California ride-sharing services will now be required to have a minimum amount of insurance, according to the Los Angeles Times.
The legislation was signed Sept. 17, but won't go into effect until July 2015. The California assembly passed the bill after a compromise - one that ride-sharing companies could agree with. The original bill called for $1 million of insurance for a ride-sharing car, regardless of whether there were passengers or not, according to the San Francisco Bay News.
However, the final proposal was changed to $500,000, and then once again to $200,000, before it could finally get enough votes. Other new regulations include required insurance coverage of $50,000 per passenger and another $100,000 for damage. The regulations provide a minimum insurance framework for services like Uber and Lyft, which have operated independently of the majority of commercial vehicle laws for the past few years - much to the ire of competing traditional services like taxis and limousines.
An additional policy of $200,000 will now be required for serious accidents, including $30,000 for property damage, according to the LA Times.
How the law affects transportation
While opponents of the original bill spoke of the unfair regulations and expensive policies, the final result was less harsh toward ride-sharing programs. In fact, companies had already started implementing some of the legislation that addressed switching coverage from personal insurance to commercial.
Once the new policies are in place, Uber and Lyft trips will likely be more expensive to make up for lost profit going toward mandated insurance.

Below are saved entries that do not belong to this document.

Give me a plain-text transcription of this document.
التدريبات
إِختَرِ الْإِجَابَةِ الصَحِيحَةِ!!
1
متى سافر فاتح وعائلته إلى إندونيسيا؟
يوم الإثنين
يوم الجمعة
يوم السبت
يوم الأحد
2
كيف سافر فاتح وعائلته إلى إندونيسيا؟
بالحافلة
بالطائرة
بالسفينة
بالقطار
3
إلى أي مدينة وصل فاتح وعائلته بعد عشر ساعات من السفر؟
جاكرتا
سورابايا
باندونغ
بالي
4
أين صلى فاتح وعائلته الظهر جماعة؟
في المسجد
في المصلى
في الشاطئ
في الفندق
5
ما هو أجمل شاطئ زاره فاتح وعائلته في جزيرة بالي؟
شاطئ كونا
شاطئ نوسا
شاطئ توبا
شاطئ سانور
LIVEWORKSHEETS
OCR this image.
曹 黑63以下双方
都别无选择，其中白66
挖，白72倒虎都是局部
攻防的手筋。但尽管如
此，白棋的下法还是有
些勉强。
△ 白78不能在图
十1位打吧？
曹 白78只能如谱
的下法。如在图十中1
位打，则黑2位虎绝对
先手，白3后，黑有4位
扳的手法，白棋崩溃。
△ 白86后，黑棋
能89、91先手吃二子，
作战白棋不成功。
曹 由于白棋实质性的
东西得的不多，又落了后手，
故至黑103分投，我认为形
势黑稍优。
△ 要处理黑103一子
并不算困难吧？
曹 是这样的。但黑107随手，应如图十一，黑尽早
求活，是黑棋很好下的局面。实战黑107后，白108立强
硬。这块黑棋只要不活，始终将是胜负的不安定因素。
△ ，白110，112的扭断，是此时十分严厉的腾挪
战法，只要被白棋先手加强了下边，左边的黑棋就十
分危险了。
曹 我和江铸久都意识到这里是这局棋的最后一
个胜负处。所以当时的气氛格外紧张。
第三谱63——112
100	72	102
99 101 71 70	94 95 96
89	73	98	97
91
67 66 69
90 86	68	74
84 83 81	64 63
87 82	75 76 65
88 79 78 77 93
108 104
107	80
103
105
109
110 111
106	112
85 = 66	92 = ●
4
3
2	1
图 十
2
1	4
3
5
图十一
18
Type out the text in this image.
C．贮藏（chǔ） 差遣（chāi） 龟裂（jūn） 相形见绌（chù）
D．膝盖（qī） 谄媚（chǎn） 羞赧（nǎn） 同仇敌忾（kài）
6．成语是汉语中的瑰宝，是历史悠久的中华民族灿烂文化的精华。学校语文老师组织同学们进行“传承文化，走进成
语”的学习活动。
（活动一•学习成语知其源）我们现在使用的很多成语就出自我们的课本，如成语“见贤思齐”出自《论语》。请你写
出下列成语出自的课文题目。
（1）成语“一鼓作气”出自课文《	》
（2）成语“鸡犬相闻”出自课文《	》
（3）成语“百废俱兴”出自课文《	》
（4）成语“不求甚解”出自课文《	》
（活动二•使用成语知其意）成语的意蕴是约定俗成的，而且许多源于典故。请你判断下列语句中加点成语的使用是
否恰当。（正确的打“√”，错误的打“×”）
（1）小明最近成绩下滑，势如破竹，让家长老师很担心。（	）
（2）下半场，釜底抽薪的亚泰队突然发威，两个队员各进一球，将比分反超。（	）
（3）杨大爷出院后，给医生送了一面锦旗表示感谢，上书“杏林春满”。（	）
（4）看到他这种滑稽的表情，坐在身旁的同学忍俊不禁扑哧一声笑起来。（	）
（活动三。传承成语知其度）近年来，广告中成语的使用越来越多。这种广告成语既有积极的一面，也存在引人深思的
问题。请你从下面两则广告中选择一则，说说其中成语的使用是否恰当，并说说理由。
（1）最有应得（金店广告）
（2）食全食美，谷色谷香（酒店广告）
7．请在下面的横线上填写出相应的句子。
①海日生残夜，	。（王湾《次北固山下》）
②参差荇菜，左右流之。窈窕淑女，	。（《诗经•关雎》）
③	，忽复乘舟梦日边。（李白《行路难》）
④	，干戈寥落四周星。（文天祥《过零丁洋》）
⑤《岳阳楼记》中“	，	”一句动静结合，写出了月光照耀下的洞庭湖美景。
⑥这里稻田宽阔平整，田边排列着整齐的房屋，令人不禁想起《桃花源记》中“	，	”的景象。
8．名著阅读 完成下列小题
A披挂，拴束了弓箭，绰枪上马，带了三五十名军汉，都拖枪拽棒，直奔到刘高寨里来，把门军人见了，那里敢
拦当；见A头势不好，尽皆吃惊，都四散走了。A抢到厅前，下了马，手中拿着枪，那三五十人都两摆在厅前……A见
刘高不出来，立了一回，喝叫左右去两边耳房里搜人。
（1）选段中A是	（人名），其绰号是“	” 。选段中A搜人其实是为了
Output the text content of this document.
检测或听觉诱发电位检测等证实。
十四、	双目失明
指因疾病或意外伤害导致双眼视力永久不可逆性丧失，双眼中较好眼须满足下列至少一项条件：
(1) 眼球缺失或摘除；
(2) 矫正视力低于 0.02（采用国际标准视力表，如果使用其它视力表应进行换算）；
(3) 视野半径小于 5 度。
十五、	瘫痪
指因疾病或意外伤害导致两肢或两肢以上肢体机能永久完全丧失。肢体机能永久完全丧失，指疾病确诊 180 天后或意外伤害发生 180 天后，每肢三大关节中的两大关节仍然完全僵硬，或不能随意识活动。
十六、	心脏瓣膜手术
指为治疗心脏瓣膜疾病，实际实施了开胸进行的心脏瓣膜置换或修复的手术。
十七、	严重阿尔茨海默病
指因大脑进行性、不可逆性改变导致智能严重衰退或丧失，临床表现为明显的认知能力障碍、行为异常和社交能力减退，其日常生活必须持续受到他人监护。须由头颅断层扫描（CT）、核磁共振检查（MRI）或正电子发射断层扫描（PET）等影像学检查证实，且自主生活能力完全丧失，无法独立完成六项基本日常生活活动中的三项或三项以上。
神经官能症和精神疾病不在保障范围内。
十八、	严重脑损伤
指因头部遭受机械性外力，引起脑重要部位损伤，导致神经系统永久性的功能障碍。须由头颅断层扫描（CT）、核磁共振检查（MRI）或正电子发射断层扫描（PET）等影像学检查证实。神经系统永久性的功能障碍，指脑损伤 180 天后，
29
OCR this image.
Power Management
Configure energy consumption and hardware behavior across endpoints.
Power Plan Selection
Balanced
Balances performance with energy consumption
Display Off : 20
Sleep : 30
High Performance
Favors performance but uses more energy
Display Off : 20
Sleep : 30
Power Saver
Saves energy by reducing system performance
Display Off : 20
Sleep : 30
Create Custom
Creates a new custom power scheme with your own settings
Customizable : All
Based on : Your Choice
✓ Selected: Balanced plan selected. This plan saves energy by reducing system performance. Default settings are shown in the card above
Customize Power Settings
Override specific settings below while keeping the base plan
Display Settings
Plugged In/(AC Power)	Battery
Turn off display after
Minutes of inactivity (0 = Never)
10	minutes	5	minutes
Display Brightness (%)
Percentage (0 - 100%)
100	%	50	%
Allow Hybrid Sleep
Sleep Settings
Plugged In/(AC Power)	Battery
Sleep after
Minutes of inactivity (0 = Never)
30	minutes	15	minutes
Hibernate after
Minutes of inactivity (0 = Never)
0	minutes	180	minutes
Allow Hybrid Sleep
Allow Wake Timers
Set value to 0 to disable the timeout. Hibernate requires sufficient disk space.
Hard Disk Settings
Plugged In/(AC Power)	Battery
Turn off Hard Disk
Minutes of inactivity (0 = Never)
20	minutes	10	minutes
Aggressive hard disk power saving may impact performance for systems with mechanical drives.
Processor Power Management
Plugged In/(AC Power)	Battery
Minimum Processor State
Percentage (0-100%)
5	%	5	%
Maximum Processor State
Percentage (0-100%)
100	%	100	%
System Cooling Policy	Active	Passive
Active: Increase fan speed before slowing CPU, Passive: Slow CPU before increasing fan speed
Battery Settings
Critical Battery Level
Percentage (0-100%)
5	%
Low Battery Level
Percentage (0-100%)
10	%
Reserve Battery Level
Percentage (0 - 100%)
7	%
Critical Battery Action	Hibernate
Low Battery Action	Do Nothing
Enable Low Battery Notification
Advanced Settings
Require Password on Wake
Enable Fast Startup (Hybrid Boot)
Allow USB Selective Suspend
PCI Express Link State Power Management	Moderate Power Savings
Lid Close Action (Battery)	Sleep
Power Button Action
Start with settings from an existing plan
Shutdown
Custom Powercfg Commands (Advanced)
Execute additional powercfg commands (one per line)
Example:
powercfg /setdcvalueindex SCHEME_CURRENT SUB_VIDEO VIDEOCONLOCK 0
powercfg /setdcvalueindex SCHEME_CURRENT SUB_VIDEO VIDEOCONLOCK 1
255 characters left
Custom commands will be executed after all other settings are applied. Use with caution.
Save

As a result, California commuters may make the move back to traditional cabs now that industry standards will be somewhat even.
In 15 months, San Francisco cab fares dropped 65 percent because of increased competition from Uber, Lyft and FlyWheel, according to NBC News.
The new law will place the California Public Utilities Commission in charge of regulating ride-sharing insurance. Though the effects of the new changes won't be felt for nearly another year, ride-sharing services will likely start insuring their cars ahead of time to make the transition easier. In the meantime, cabs in California still have an uphill battle to win back customers - mainly because their service will still be more expensive because their auto insurance policies are higher and drivers have to licensed by the state.
Further efforts to enforce and improve ride-sharing insurance are already underway by the state Public Utilities Commission, according to the LA Times.